RE: What are your thoughts on Richard Dawkins?
March 29, 2017 at 9:00 am
(This post was last modified: March 29, 2017 at 9:03 am by Thumpalumpacus.)
(March 29, 2017 at 8:46 am)Alasdair Ham Wrote:(March 28, 2017 at 11:01 pm)Thumpalumpacus Wrote: ... and that still doesn't doesn't make it pseudoscientific, because it doesn't pretend to be definitive across all people.
It can't be definitive across ANY people because mindfulness is first person and science is third person. Mindfulness is subjective and science is objective. Science is phenomenological and requires observers to collect data from the world they experience... but it can't collect data of experience itself.
So how, exactly, is it pseudoscientific? It makes no pretense at being scientific. It is a method for individuals to address their own emotions, not a means of interrogating nature.
(March 29, 2017 at 8:46 am)Alasdair Ham Wrote:(March 28, 2017 at 11:01 pm)Thumpalumpacus Wrote: ... and that's the thing: we do have control over how we observe and accept things. Simply because you cannot do that doesn't mean it cannot be done. "We" is not encompassing; you cannot speak for those of us who use mindfulness to find balance.
But we don't have control over how we observe and accept things because we don't have control over out brain or motivation.
... says you. You really need to stop using that word "we". It's arrogant. You cannot speak to anyone else's subjective experiences. I certainly can control how I accept things. I sometimes fail my own ideals for this or that reason, but the changes that have occurred inside me as a result of being able to separate myself from my immediate emotional impulses have prompted many people to comment ... people who have known me all my life like my mother, or who like my ex- spent years putting up with my old self, thoughtless and mindless. It's not a perfect path and I do still fall back into old patterns of behavior, but the only thing you're doing here is answering my question ("why is it pseudoscientific") with unsupported assertions about the subjective experiences of people you don't know.
I can steer -- not control -- my feelings by understanding that my own observations aren't the only ones which matter, and by understanding the difference between things I can change and things I cannot change. I can control my motivation by assigning priorities to those things I determine are important, and ignoring those which aren't. In so doing, I can exert some control over my thought processes, which obviously includes emotionalism.

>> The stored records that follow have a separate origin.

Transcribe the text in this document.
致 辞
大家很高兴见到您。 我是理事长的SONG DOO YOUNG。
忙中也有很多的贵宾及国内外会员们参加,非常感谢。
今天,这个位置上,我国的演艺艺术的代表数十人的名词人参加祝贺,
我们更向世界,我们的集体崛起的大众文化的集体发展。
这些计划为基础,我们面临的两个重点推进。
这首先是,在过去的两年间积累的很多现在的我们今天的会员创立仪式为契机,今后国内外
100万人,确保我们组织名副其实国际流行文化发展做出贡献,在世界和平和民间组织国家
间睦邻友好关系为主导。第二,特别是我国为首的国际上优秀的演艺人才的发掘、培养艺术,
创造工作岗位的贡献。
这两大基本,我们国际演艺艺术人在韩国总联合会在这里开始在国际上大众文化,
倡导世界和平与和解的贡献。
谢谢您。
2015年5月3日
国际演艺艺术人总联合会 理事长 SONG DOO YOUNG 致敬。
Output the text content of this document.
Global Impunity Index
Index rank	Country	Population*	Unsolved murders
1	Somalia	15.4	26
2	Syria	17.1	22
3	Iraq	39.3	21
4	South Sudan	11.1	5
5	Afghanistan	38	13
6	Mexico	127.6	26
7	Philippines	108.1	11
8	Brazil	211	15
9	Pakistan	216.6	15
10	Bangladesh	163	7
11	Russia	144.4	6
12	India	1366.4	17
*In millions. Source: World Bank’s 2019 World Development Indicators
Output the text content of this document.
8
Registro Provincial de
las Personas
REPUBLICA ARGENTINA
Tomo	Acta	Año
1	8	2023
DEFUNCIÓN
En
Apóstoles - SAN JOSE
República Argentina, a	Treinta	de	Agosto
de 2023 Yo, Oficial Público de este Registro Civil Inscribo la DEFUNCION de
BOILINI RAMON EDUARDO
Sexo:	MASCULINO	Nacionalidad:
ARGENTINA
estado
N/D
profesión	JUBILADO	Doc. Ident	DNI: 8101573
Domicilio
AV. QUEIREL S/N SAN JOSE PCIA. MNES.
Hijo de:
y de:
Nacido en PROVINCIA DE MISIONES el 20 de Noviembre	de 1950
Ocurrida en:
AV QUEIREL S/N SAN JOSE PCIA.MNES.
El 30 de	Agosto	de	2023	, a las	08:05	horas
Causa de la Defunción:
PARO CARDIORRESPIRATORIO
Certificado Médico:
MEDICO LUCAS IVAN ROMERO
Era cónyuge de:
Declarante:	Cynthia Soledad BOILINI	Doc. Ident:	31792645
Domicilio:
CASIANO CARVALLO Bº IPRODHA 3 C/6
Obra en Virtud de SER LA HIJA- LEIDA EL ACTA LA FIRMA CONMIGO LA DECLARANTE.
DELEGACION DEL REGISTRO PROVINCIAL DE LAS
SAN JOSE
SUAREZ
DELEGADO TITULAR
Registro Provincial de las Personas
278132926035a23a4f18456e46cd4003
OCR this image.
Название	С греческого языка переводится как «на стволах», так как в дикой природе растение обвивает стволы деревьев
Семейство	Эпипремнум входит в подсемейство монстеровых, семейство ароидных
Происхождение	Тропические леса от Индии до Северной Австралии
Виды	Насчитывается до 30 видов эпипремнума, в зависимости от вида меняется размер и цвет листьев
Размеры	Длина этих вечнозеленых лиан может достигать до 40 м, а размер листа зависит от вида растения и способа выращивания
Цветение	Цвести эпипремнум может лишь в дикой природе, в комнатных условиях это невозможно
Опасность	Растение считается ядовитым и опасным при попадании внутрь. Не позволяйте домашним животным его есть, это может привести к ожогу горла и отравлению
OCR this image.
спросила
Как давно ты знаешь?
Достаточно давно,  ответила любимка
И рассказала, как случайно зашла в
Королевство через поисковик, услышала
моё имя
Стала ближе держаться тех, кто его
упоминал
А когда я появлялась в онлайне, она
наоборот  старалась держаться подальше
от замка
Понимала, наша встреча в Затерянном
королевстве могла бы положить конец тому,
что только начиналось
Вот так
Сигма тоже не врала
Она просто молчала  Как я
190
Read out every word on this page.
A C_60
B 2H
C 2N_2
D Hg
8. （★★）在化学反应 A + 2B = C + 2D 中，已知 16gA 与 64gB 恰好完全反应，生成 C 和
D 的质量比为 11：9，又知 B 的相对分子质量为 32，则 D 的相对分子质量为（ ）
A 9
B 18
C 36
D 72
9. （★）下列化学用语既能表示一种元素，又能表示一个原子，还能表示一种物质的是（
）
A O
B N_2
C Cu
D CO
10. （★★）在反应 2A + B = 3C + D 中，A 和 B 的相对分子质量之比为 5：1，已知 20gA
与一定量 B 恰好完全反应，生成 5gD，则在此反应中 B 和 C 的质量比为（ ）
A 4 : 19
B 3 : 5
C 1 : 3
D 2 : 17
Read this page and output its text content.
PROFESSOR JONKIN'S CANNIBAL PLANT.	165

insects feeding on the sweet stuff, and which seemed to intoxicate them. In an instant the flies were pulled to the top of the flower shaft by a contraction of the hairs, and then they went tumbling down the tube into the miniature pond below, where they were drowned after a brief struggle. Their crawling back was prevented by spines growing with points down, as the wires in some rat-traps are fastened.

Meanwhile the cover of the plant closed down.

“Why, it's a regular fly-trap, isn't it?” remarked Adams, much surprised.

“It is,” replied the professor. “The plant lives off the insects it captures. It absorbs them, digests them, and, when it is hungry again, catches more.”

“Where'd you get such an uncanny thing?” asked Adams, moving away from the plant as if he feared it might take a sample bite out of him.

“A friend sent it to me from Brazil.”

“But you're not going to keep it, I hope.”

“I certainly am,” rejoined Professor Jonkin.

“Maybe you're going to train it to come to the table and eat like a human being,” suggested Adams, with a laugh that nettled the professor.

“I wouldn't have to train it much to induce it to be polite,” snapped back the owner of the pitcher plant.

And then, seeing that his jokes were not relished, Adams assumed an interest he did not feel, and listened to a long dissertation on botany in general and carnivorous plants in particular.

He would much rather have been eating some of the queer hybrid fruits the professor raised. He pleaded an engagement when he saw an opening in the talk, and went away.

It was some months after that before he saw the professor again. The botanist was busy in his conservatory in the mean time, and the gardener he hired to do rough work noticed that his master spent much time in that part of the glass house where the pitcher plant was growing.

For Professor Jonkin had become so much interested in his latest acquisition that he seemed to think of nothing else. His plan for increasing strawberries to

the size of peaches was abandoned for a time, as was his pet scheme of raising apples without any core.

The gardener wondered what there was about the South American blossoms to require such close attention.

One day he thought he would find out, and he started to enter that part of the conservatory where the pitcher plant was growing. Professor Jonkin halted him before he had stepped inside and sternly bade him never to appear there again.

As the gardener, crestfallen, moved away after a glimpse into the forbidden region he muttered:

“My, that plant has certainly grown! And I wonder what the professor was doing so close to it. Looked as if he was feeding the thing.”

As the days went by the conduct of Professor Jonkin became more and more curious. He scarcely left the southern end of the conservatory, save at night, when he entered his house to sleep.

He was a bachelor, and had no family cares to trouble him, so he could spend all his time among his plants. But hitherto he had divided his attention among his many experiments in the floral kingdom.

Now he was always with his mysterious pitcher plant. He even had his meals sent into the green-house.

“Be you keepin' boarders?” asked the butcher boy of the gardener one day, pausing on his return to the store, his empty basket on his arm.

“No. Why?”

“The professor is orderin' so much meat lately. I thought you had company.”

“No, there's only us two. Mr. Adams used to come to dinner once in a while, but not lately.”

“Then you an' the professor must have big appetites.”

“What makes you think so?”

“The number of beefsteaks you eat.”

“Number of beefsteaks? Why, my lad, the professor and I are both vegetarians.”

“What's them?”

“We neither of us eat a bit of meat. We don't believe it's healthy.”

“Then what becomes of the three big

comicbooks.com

I understand that you have issues which I don't have to deal with, and no doubt they impact the way you approach things like emotions. I feel for you, I really do, because I know that when I'm caught in the whirlpool of emotions I generally display my worst and not my better sides. But I reckon that for that reason alone, you can only speak for yourself and your own subjective experience, rendering your statements above overbroad.